Professor Paul K. Saint-Amour's new book, Tense Future: Modernism, Total War, Encyclopedic Form is now available from Oxford UP. Congratulations Professor Saint-Amour!


Paul K. Saint-Amour is Associate Professor of English at the University of Pennsylvania. He is the author of The Copywrights: Intellectual Property and the Literary Imagination, winner of the MLA Prize for a First Book, and the editor of Modernism and Copyright. With Jessica Berman he edits the Modernist Latitudes book series at Columbia University Press.
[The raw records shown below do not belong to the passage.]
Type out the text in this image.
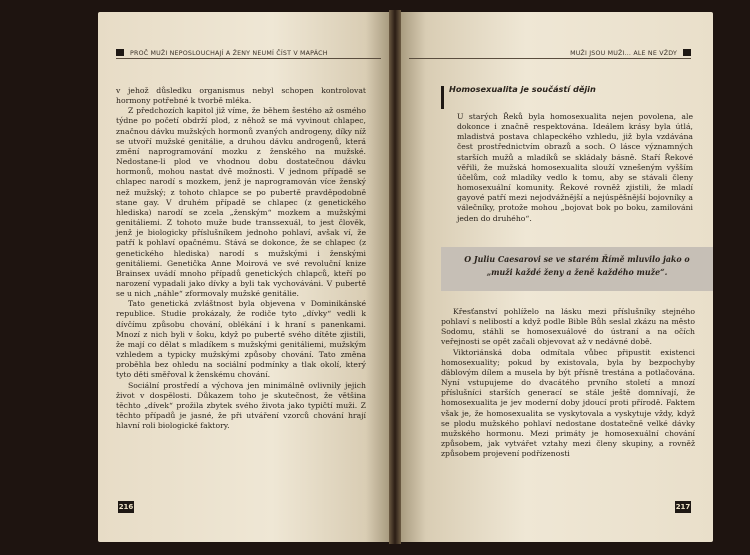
PROČ MUŽI NEPOSLOUCHAJÍ A ŽENY NEUMÍ ČÍST V MAPÁCH

v jehož důsledku organismus nebyl schopen kontrolovat hormony potřebné k tvorbě mléka.

Z předchozích kapitol již víme, že během šestého až osmého týdne po početí obdrží plod, z něhož se má vyvinout chlapec, značnou dávku mužských hormonů zvaných androgeny, díky níž se utvoří mužské genitálie, a druhou dávku androgenů, která změní naprogramování mozku z ženského na mužské. Nedostane-li plod ve vhodnou dobu dostatečnou dávku hormonů, mohou nastat dvě možnosti. V jednom případě se chlapec narodí s mozkem, jenž je naprogramován více ženský než mužský; z tohoto chlapce se po pubertě pravděpodobně stane gay. V druhém případě se chlapec (z genetického hlediska) narodí se zcela „ženským“ mozkem a mužskými genitáliemi. Z tohoto muže bude transsexuál, to jest člověk, jenž je biologicky příslušníkem jednoho pohlaví, avšak ví, že patří k pohlaví opačnému. Stává se dokonce, že se chlapec (z genetického hlediska) narodí s mužskými i ženskými genitáliemi. Genetička Anne Moirová ve své revoluční knize Brainsex uvádí mnoho případů genetických chlapců, kteří po narození vypadali jako dívky a byli tak vychováváni. V pubertě se u nich „náhle“ zformovaly mužské genitálie.

Tato genetická zvláštnost byla objevena v Dominikánské republice. Studie prokázaly, že rodiče tyto „dívky“ vedli k dívčímu způsobu chování, oblékání i k hraní s panenkami. Mnozí z nich byli v šoku, když po pubertě svého dítěte zjistili, že mají co dělat s mladíkem s mužskými genitáliemi, mužským vzhledem a typicky mužskými způsoby chování. Tato změna proběhla bez ohledu na sociální podmínky a tlak okolí, který tyto děti směřoval k ženskému chování.

Sociální prostředí a výchova jen minimálně ovlivnily jejich život v dospělosti. Důkazem toho je skutečnost, že většina těchto „dívek“ prožila zbytek svého života jako typičtí muži. Z těchto případů je jasné, že při utváření vzorců chování hrají hlavní roli biologické faktory.

216
MUŽI JSOU MUŽI... ALE NE VŽDY
Homosexualita je součástí dějin

U starých Řeků byla homosexualita nejen povolena, ale dokonce i značně respektována. Ideálem krásy byla útlá, mladistvá postava chlapeckého vzhledu, již byla vzdávána čest prostřednictvím obrazů a soch. O lásce významných starších mužů a mladíků se skládaly básně. Staří Řekové věřili, že mužská homosexualita slouží vznešeným vyšším účelům, což mladíky vedlo k tomu, aby se stávali členy homosexuální komunity. Řekové rovněž zjistili, že mladí gayové patří mezi nejodvážnější a nejúspěšnější bojovníky a válečníky, protože mohou „bojovat bok po boku, zamilováni jeden do druhého“.

O Juliu Caesarovi se ve starém Římě mluvilo jako o „muži každé ženy a ženě každého muže“.

Křesťanství pohlíželo na lásku mezi příslušníky stejného pohlaví s nelibostí a když podle Bible Bůh seslal zkázu na město Sodomu, stáhli se homosexuálové do ústraní a na očích veřejnosti se opět začali objevovat až v nedávné době.

Viktoriánská doba odmítala vůbec připustit existenci homosexuality; pokud by existovala, byla by bezpochyby ďáblovým dílem a musela by být přísně trestána a potlačována. Nyní vstupujeme do dvacátého prvního století a mnozí příslušníci starších generací se stále ještě domnívají, že homosexualita je jev moderní doby jdoucí proti přírodě. Faktem však je, že homosexualita se vyskytovala a vyskytuje vždy, když se plodu mužského pohlaví nedostane dostatečně velké dávky mužského hormonu. Mezi primáty je homosexuální chování způsobem, jak vytvářet vztahy mezi členy skupiny, a rovněž způsobem projevení podřízenosti

217
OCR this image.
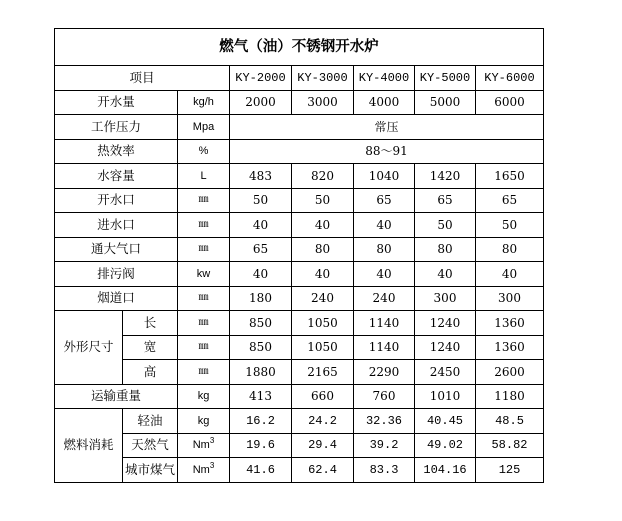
燃气（油）不锈钢开水炉							
项目			KY-2000	KY-3000	KY-4000	KY-5000	KY-6000
开水量		kg/h	2000	3000	4000	5000	6000
工作压力		Mpa	常压				
热效率		%	88～91				
水容量		L	483	820	1040	1420	1650
开水口		㎜	50	50	65	65	65
进水口		㎜	40	40	40	50	50
通大气口		㎜	65	80	80	80	80
排污阀		kw	40	40	40	40	40
烟道口		㎜	180	240	240	300	300
外形尺寸	长	㎜	850	1050	1140	1240	1360
	宽	㎜	850	1050	1140	1240	1360
	高	㎜	1880	2165	2290	2450	2600
运输重量		kg	413	660	760	1010	1180
燃料消耗	轻油	kg	16.2	24.2	32.36	40.45	48.5
	天然气	Nm$^3$	19.6	29.4	39.2	49.02	58.82
	城市煤气	Nm$^3$	41.6	62.4	83.3	104.16	125
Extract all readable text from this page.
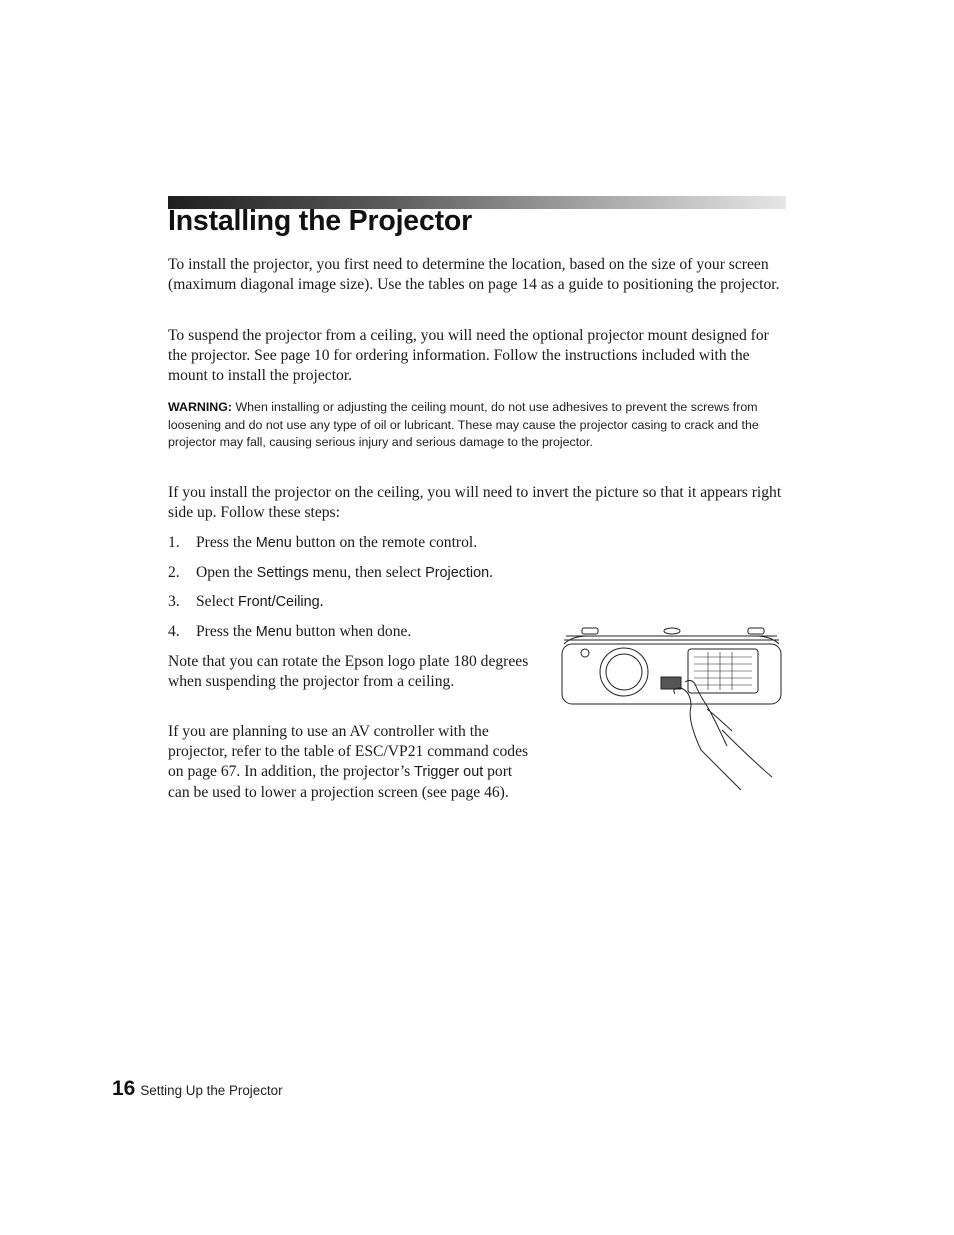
Installing the Projector

To install the projector, you first need to determine the location, based on the size of your screen (maximum diagonal image size). Use the tables on page 14 as a guide to positioning the projector.

To suspend the projector from a ceiling, you will need the optional projector mount designed for the projector. See page 10 for ordering information. Follow the instructions included with the mount to install the projector.

WARNING: When installing or adjusting the ceiling mount, do not use adhesives to prevent the screws from loosening and do not use any type of oil or lubricant. These may cause the projector casing to crack and the projector may fall, causing serious injury and serious damage to the projector.

If you install the projector on the ceiling, you will need to invert the picture so that it appears right side up. Follow these steps:

1. Press the Menu button on the remote control.

2. Open the Settings menu, then select Projection.

3. Select Front/Ceiling.

4. Press the Menu button when done.

Note that you can rotate the Epson logo plate 180 degrees when suspending the projector from a ceiling.

If you are planning to use an AV controller with the projector, refer to the table of ESC/VP21 command codes on page 67. In addition, the projector’s Trigger out port can be used to lower a projection screen (see page 46).

16 Setting Up the Projector
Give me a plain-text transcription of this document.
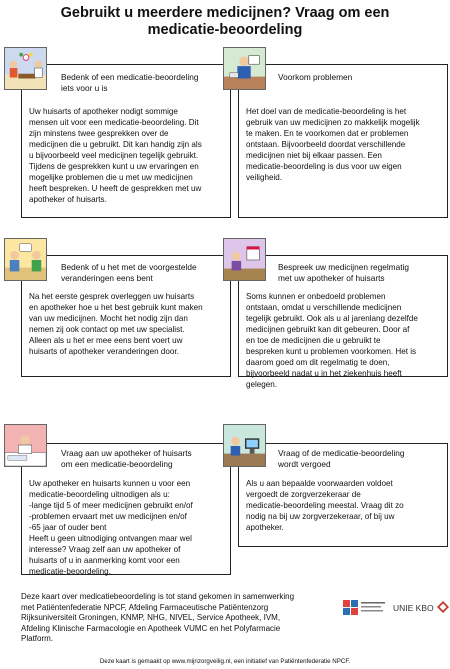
Gebruikt u meerdere medicijnen? Vraag om een
medicatie-beoordeling
Bedenk of een medicatie-beoordeling
iets voor u is

Uw huisarts of apotheker nodigt sommige

mensen uit voor een medicatie-beoordeling. Dit

zijn minstens twee gesprekken over de

medicijnen die u gebruikt. Dit kan handig zijn als

u bijvoorbeeld veel medicijnen tegelijk gebruikt.

Tijdens de gesprekken kunt u uw ervaringen en

mogelijke problemen die u met uw medicijnen

heeft bespreken. U heeft de gesprekken met uw

apotheker of huisarts.

Voorkom problemen

Het doel van de medicatie-beoordeling is het

gebruik van uw medicijnen zo makkelijk mogelijk

te maken. En te voorkomen dat er problemen

ontstaan. Bijvoorbeeld doordat verschillende

medicijnen niet bij elkaar passen. Een

medicatie-beoordeling is dus voor uw eigen

veiligheid.

Bedenk of u het met de voorgestelde
veranderingen eens bent

Na het eerste gesprek overleggen uw huisarts

en apotheker hoe u het best gebruik kunt maken

van uw medicijnen. Mocht het nodig zijn dan

nemen zij ook contact op met uw specialist.

Alleen als u het er mee eens bent voert uw

huisarts of apotheker veranderingen door.

Bespreek uw medicijnen regelmatig
met uw apotheker of huisarts

Soms kunnen er onbedoeld problemen

ontstaan, omdat u verschillende medicijnen

tegelijk gebruikt. Ook als u al jarenlang dezelfde

medicijnen gebruikt kan dit gebeuren. Door af

en toe de medicijnen die u gebruikt te

bespreken kunt u problemen voorkomen. Het is

daarom goed om dit regelmatig te doen,

bijvoorbeeld nadat u in het ziekenhuis heeft

gelegen.

Vraag aan uw apotheker of huisarts
om een medicatie-beoordeling

Uw apotheker en huisarts kunnen u voor een

medicatie-beoordeling uitnodigen als u:

-lange tijd 5 of meer medicijnen gebruikt en/of

-problemen ervaart met uw medicijnen en/of

-65 jaar of ouder bent

Heeft u geen uitnodiging ontvangen maar wel

interesse? Vraag zelf aan uw apotheker of

huisarts of u in aanmerking komt voor een

medicatie-beoordeling.

Vraag of de medicatie-beoordeling
wordt vergoed

Als u aan bepaalde voorwaarden voldoet

vergoedt de zorgverzekeraar de

medicatie-beoordeling meestal. Vraag dit zo

nodig na bij uw zorgverzekeraar, of bij uw

apotheker.

Deze kaart over medicatiebeoordeling is tot stand gekomen in samenwerking
met Patiëntenfederatie NPCF, Afdeling Farmaceutische Patiëntenzorg
Rijksuniversiteit Groningen, KNMP, NHG, NIVEL, Service Apotheek, IVM,
Afdeling Klinische Farmacologie en Apotheek VUMC en het Polyfarmacie
Platform.
UNIE KBO
Deze kaart is gemaakt op www.mijnzorgveilig.nl, een initiatief van Patiëntenfederatie NPCF.
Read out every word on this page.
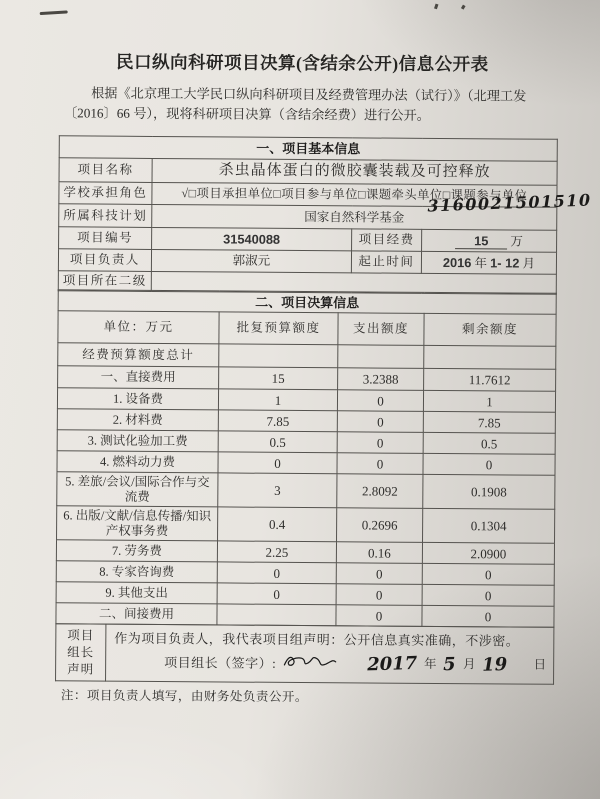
民口纵向科研项目决算(含结余公开)信息公开表

根据《北京理工大学民口纵向科研项目及经费管理办法（试行）》（北理工发
〔2016〕66 号），现将科研项目决算（含结余经费）进行公开。

一、项目基本信息			
项目名称	杀虫晶体蛋白的微胶囊装载及可控释放		
学校承担角色	√□项目承担单位□项目参与单位□课题牵头单位□课题参与单位		
所属科技计划	国家自然科学基金		
项目编号	31540088	项目经费	15 万
项目负责人	郭淑元	起止时间	2016 年 1- 12 月
项目所在二级			
3160021501510
二、项目决算信息			
单位：万元	批复预算额度	支出额度	剩余额度
经费预算额度总计			
一、直接费用	15	3.2388	11.7612
1. 设备费	1	0	1
2. 材料费	7.85	0	7.85
3. 测试化验加工费	0.5	0	0.5
4. 燃料动力费	0	0	0
5. 差旅/会议/国际合作与交流费	3	2.8092	0.1908
6. 出版/文献/信息传播/知识产权事务费	0.4	0.2696	0.1304
7. 劳务费	2.25	0.16	2.0900
8. 专家咨询费	0	0	0
9. 其他支出	0	0	0
二、间接费用		0	0
项目
组长
声明

作为项目负责人，我代表项目组声明：公开信息真实准确，不涉密。
项目组长（签字）:	2017 年 5 月 19 日
注：项目负责人填写，由财务处负责公开。
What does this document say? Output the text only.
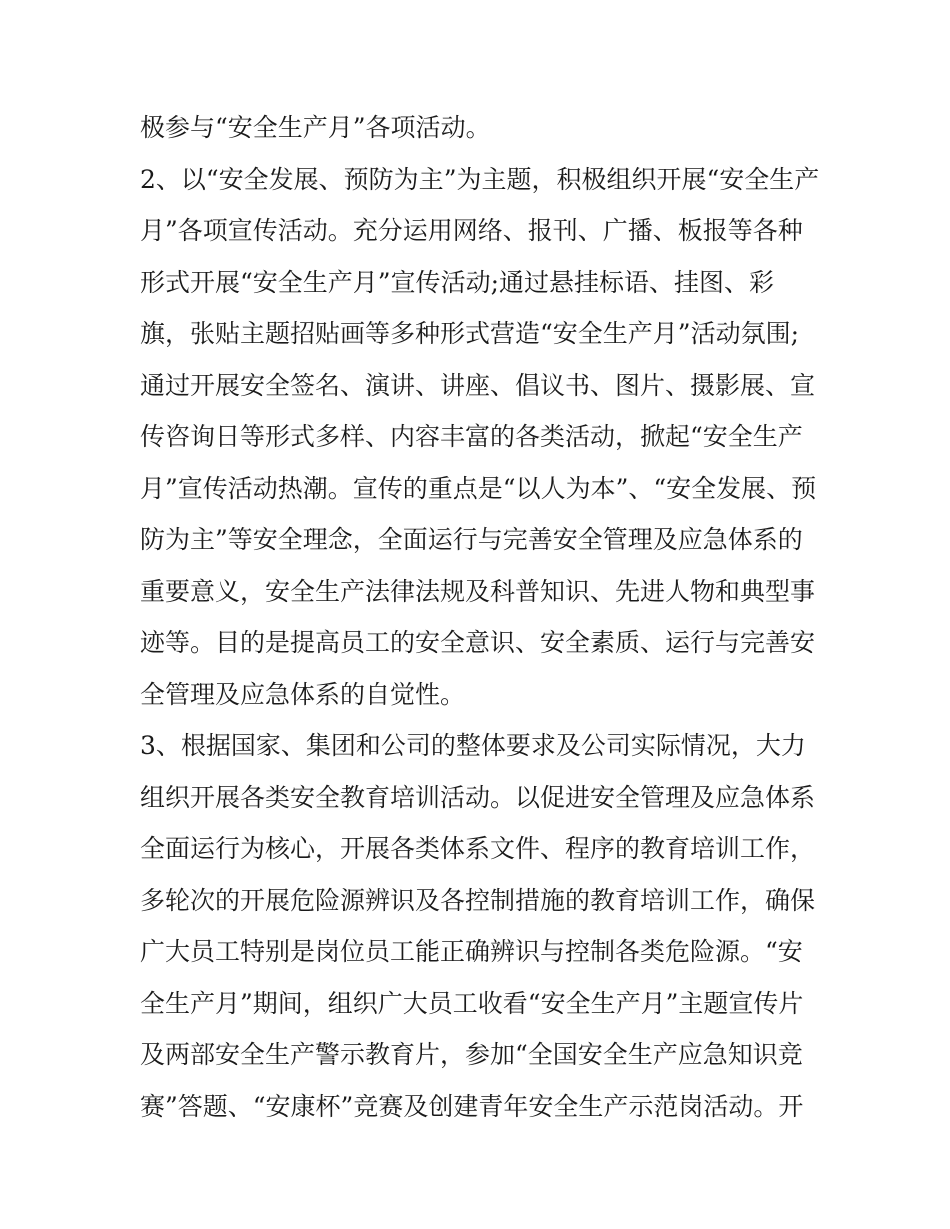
极参与“安全生产月”各项活动。
2、以“安全发展、预防为主”为主题，积极组织开展“安全生产
月”各项宣传活动。充分运用网络、报刊、广播、板报等各种
形式开展“安全生产月”宣传活动;通过悬挂标语、挂图、彩
旗，张贴主题招贴画等多种形式营造“安全生产月”活动氛围;
通过开展安全签名、演讲、讲座、倡议书、图片、摄影展、宣
传咨询日等形式多样、内容丰富的各类活动，掀起“安全生产
月”宣传活动热潮。宣传的重点是“以人为本”、“安全发展、预
防为主”等安全理念，全面运行与完善安全管理及应急体系的
重要意义，安全生产法律法规及科普知识、先进人物和典型事
迹等。目的是提高员工的安全意识、安全素质、运行与完善安
全管理及应急体系的自觉性。
3、根据国家、集团和公司的整体要求及公司实际情况，大力
组织开展各类安全教育培训活动。以促进安全管理及应急体系
全面运行为核心，开展各类体系文件、程序的教育培训工作，
多轮次的开展危险源辨识及各控制措施的教育培训工作，确保
广大员工特别是岗位员工能正确辨识与控制各类危险源。“安
全生产月”期间，组织广大员工收看“安全生产月”主题宣传片
及两部安全生产警示教育片，参加“全国安全生产应急知识竞
赛”答题、“安康杯”竞赛及创建青年安全生产示范岗活动。开
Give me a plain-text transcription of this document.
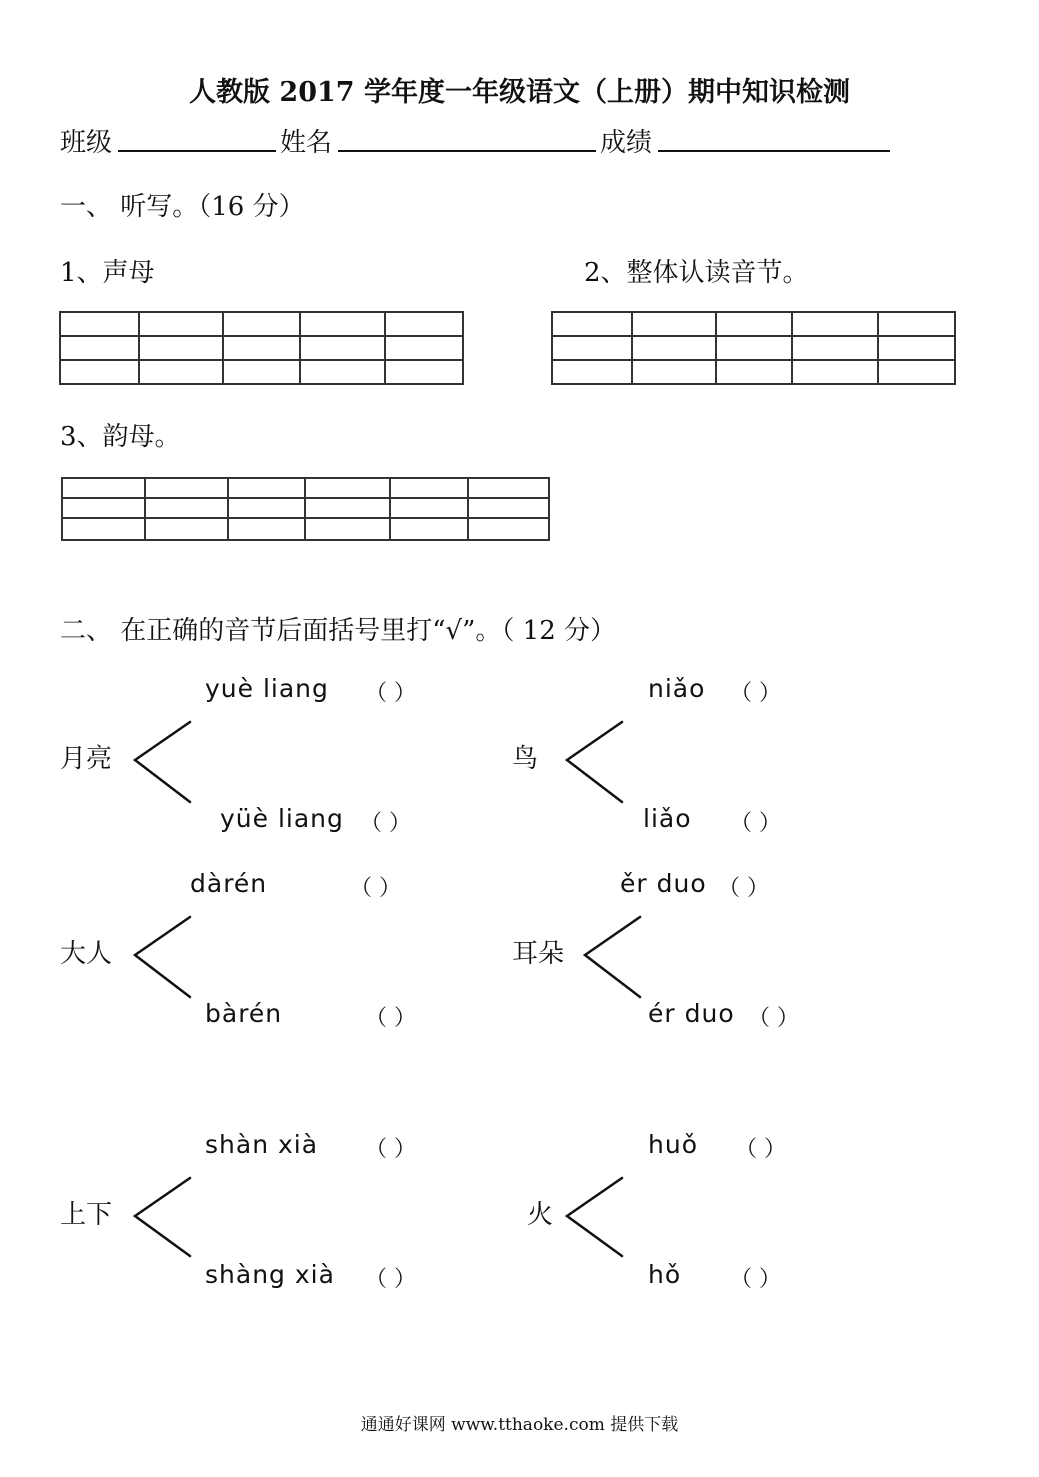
人教版 2017 学年度一年级语文（上册）期中知识检测
班级	姓名	成绩
一、 听写。（16 分）
1、声母	2、整体认读音节。
3、韵母。
二、 在正确的音节后面括号里打“√”。（ 12 分）
月亮
yuè liang （ ）
yüè liang （ ）
鸟
niǎo （ ）
liǎo （ ）
大人
dàrén	（ ）
bàrén	（ ）
耳朵
ěr duo （ ）
ér duo （ ）
上下
shàn xià （ ）
shàng xià （ ）
火
huǒ （ ）
hǒ （ ）
通通好课网 www.tthaoke.com 提供下载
"We know that trauma can leave syndromes in its wake. But can the anticipation of violence be a form of violence as well? Tense Future argues that it can--that twentieth-century war technologies and practices, particularly the aerial bombing of population centers, introduced non-combatants to a coercive and traumatizing expectation. During wartime, civilians braced for the next raid; during peacetime they braced for the next war. The pre-traumatic stress they experienced permeates the century's public debates and cultural works. In a series of groundbreaking readings, Saint-Amour illustrates how air war prophets theorized the wounding power of anticipation, how archive theory changed course in war's shadow, and how speculative fiction conjured visions of a civilizational collapse that would end literacy itself. And in this book's central chapters, he shows us how Ford Madox Ford, Robert Musil, James Joyce, Virginia Woolf, and other interwar modernist writers faced the memory of one war and the prospect of another, some by pitting their fictions' encyclopedic scale and formal turbulence against total war, others by conceding war's inevitability while refusing to long for a politically regressive peace.

Total war: a conflict that exempts no one, disregarding any difference between soldier and civilian. Tense Future forever alters our understanding of the concept of total war by tracing its emergence during the First World War, its incubation in air power theory between the wars, and above all its profound partiality. For total war, during most of the twentieth century, meant conflict between imperial nation states; it did not include the violence those states routinely visited on colonial subjects during peacetime. Tacking back and forth between metropole and colony, between world war and police action, Saint-Amour describes the interwar refashioning of a world system of violence-production, one that remains largely intact in our own moment of perpetual interwar."